HUD Housing Assistance, But Not Vouchers, Linked To Improvement in Health Measurements

MedicalResearch.com Interview with:

Andrew Fenelon PhD Assistant Professor, Department of Health Services Administration University of Maryland School of Public Health. College Park, MD 20742

Dr. Andrew Fenelon

Andrew Fenelon PhD
Assistant Professor, Department of Health Services Administration
University of Maryland School of Public Health.
College Park, MD 20742

MedicalResearch.com: What is the background for this study? What are the main findings?

Response: Despite the relatively large public investment in housing assistance at the federal level, there have been few nationwide analyses of the impacts of these programs on health and well-being. And as policymakers seek solutions to health disparities that incorporate some of the non-medical determinants of health (such as housing quality), our study can make an important contribution to both health and housing policy.

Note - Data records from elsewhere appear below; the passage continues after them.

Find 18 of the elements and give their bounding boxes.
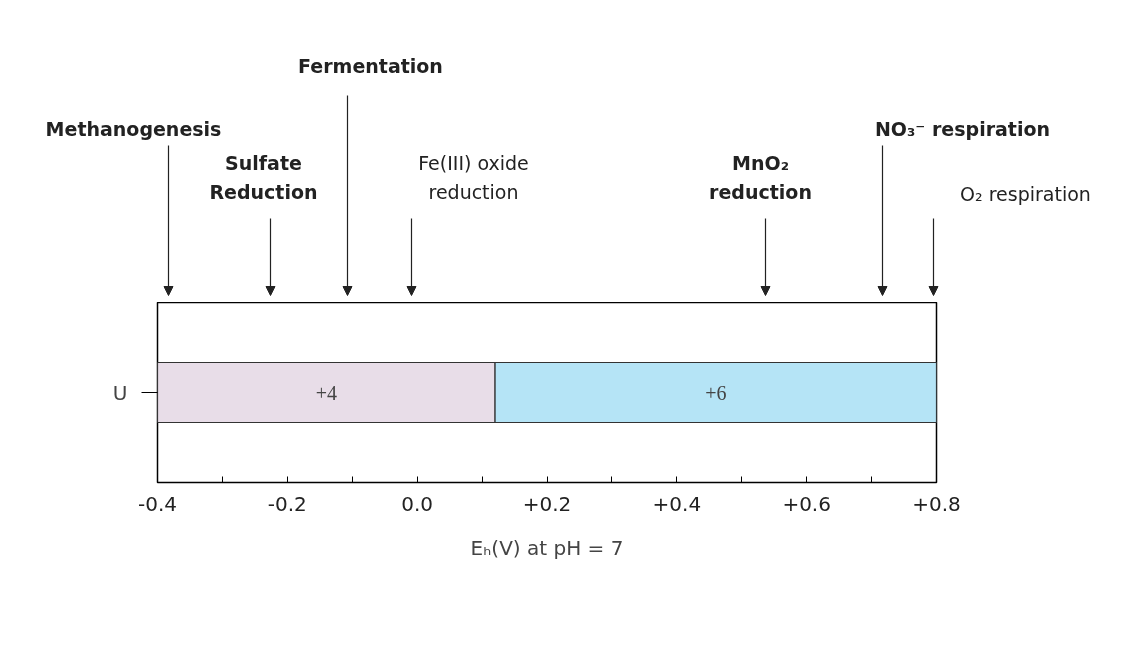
series-label: +4 [315,381,337,404]
text: Fermentation [298,54,443,77]
x-tick-label: -0.4 [137,491,178,516]
x-tick-label: 0.0 [401,491,434,516]
x-tick-label: -0.2 [267,491,307,516]
text: MnO₂ reduction [709,152,812,203]
text: NO₃⁻ respiration [874,117,1051,140]
x-tick-label: +0.2 [522,491,572,516]
y-tick-label: U [112,380,128,405]
text: O₂ respiration [960,182,1091,205]
x-tick-label: +0.6 [782,491,831,516]
x-tick-label: +0.8 [912,491,961,516]
x-axis-title: Eₕ(V) at pH = 7 [470,535,624,560]
text: Sulfate Reduction [209,152,318,203]
text: Methanogenesis [45,117,222,140]
text: Fe(III) oxide reduction [418,152,529,203]
series-label: +6 [705,381,727,404]
x-tick-label: +0.4 [652,491,702,516]
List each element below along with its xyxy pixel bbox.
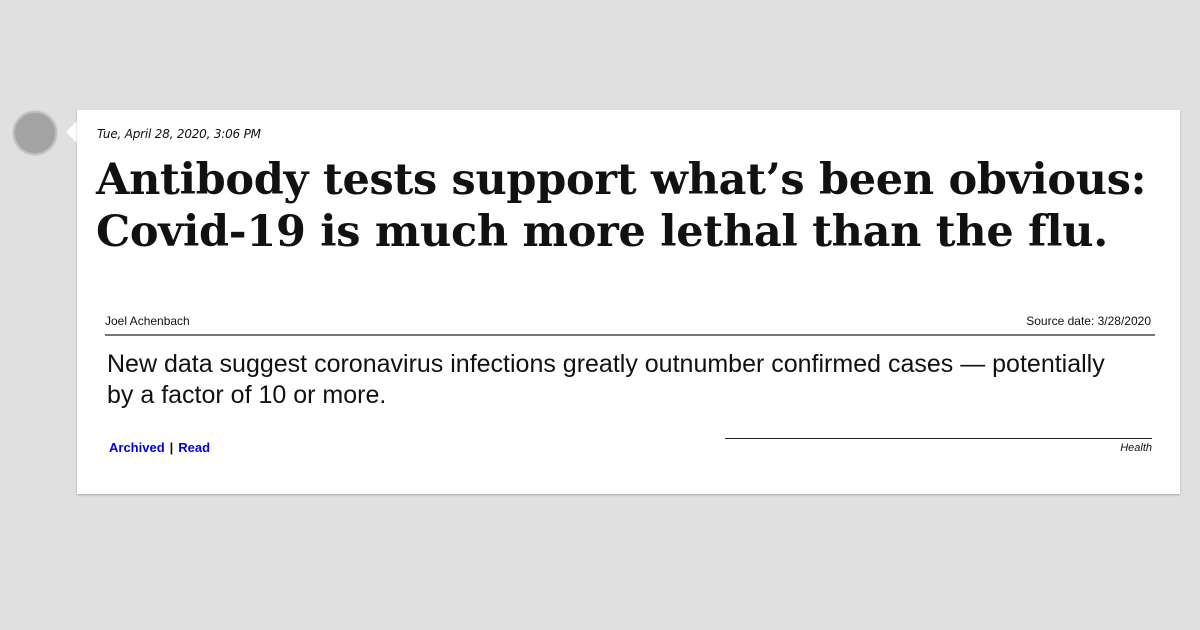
article-card: Tue, April 28, 2020, 3:06 PM Antibody te… <box>77 110 1180 494</box>
archived-link[interactable]: Archived <box>109 440 165 455</box>
author: Joel Achenbach <box>105 314 190 328</box>
meta-row: Joel Achenbach Source date: 3/28/2020 <box>105 314 1155 336</box>
category-label: Health <box>1120 442 1152 454</box>
summary: New data suggest coronavirus infections … <box>107 350 1105 409</box>
headline: Antibody tests support what’s been obvio… <box>96 155 1147 257</box>
timestamp: Tue, April 28, 2020, 3:06 PM <box>97 127 261 141</box>
card-pointer <box>66 120 78 144</box>
article-links: Archived | Read <box>109 440 210 455</box>
read-link[interactable]: Read <box>178 440 211 455</box>
category-divider <box>725 438 1152 439</box>
source-date: Source date: 3/28/2020 <box>1026 314 1151 328</box>
avatar[interactable] <box>13 111 57 155</box>
link-separator: | <box>169 440 174 455</box>
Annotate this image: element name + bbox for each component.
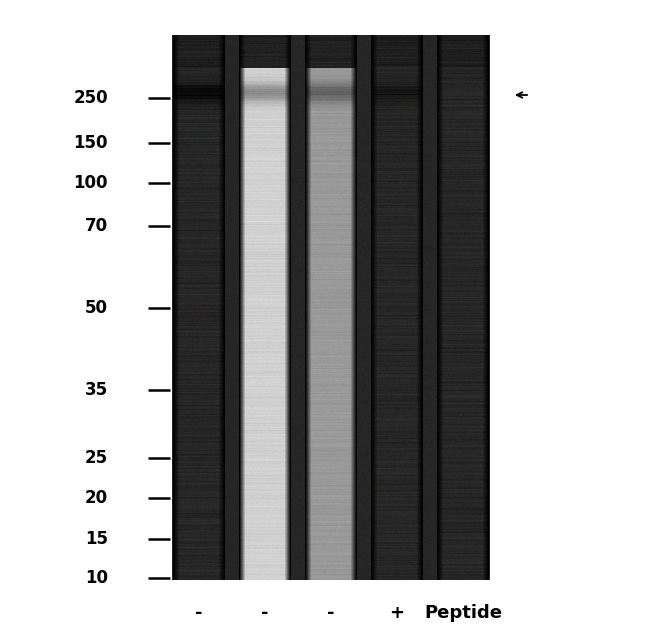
Text: 70: 70: [85, 217, 108, 235]
Text: +: +: [389, 604, 404, 622]
Text: 100: 100: [73, 174, 108, 192]
Text: 35: 35: [85, 381, 108, 399]
Text: -: -: [195, 604, 203, 622]
Text: 15: 15: [85, 530, 108, 548]
Text: Peptide: Peptide: [424, 604, 502, 622]
Text: -: -: [327, 604, 335, 622]
Text: -: -: [261, 604, 268, 622]
Text: 20: 20: [85, 489, 108, 507]
Text: 150: 150: [73, 134, 108, 152]
Text: 10: 10: [85, 569, 108, 587]
Text: 50: 50: [85, 299, 108, 317]
Text: 25: 25: [85, 449, 108, 467]
Text: 250: 250: [73, 89, 108, 107]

We use an innovative data linkage program which links individuals in a federal household health survey and administrative housing records from the U.S. Department of Housing and Urban Development (HUD). We examine the health impacts of three HUD housing programs: public housing, housing choice vouchers, and multifamily housing. We find that public housing and multifamily housing lead to an improvement in self-reported health status, and public housing leads to a reduction in serious psychological distress. We do not find health impacts associated with housing choice vouchers.

MedicalResearch.com: What should readers take away from your report?

Response: I think the most important thing for readers to take from the article is that improvements in housing can lead to improvements in health, although this can depend on the type of housing. Although it is clear from previous research that federal housing assistance programs have favorable effects on housing quality and stability, our study adds an additional layer demonstrating benefits for health and well-being as well. In addition, one thing to recognize is that our analysis is one of the few studies on housing assistance that incorporates nationally-representative data, instead of data from a particular city or housing authority.

MedicalResearch.com: What recommendations do you have for future research as a result of this study?

Response: Although our study provides evidence that housing assistance leads to improved health and well-being, our data are unable to specify the pathway through which this occurs. Housing may lead to improved housing quality or stability, stronger social networks, improved economic circumstances, or more favorable neighborhood conditions. Future research should seek to identify which of these pathways can explain the health benefits associated with receiving housing assistance.

MedicalResearch.com: Is there anything else you would like to add?

Response: Nearly 10 million individuals live in HUD assisted housing, but many more individuals qualify for housing assistance (based on income requirements) and are not able to gain access due to limited housing supply. As a result, families wait an average of 2-3 years to enter HUD housing which can be a drain on resources and health. Given the observed health benefits of receiving assistance, a greater investment in housing assistance programs for low-income families can have many benefits for population health.

MedicalResearch.com: Thank you for your contribution to the MedicalResearch.com community.

Citation:

Andrew Fenelon, Patrick Mayne, Alan E. Simon, Lauren M. Rossen, Veronica Helms, Patricia Lloyd, Jon Sperling, and Barry L. Steffen. (2017). Housing Assistance Programs and Adult Health in the United States. American Journal of Public Health. e-View Ahead of Print.
doi: 10.2105/AJPH.2016.303649

Note: Content is Not intended as medical advice. Please consult your health care provider regarding your specific medical condition and questions.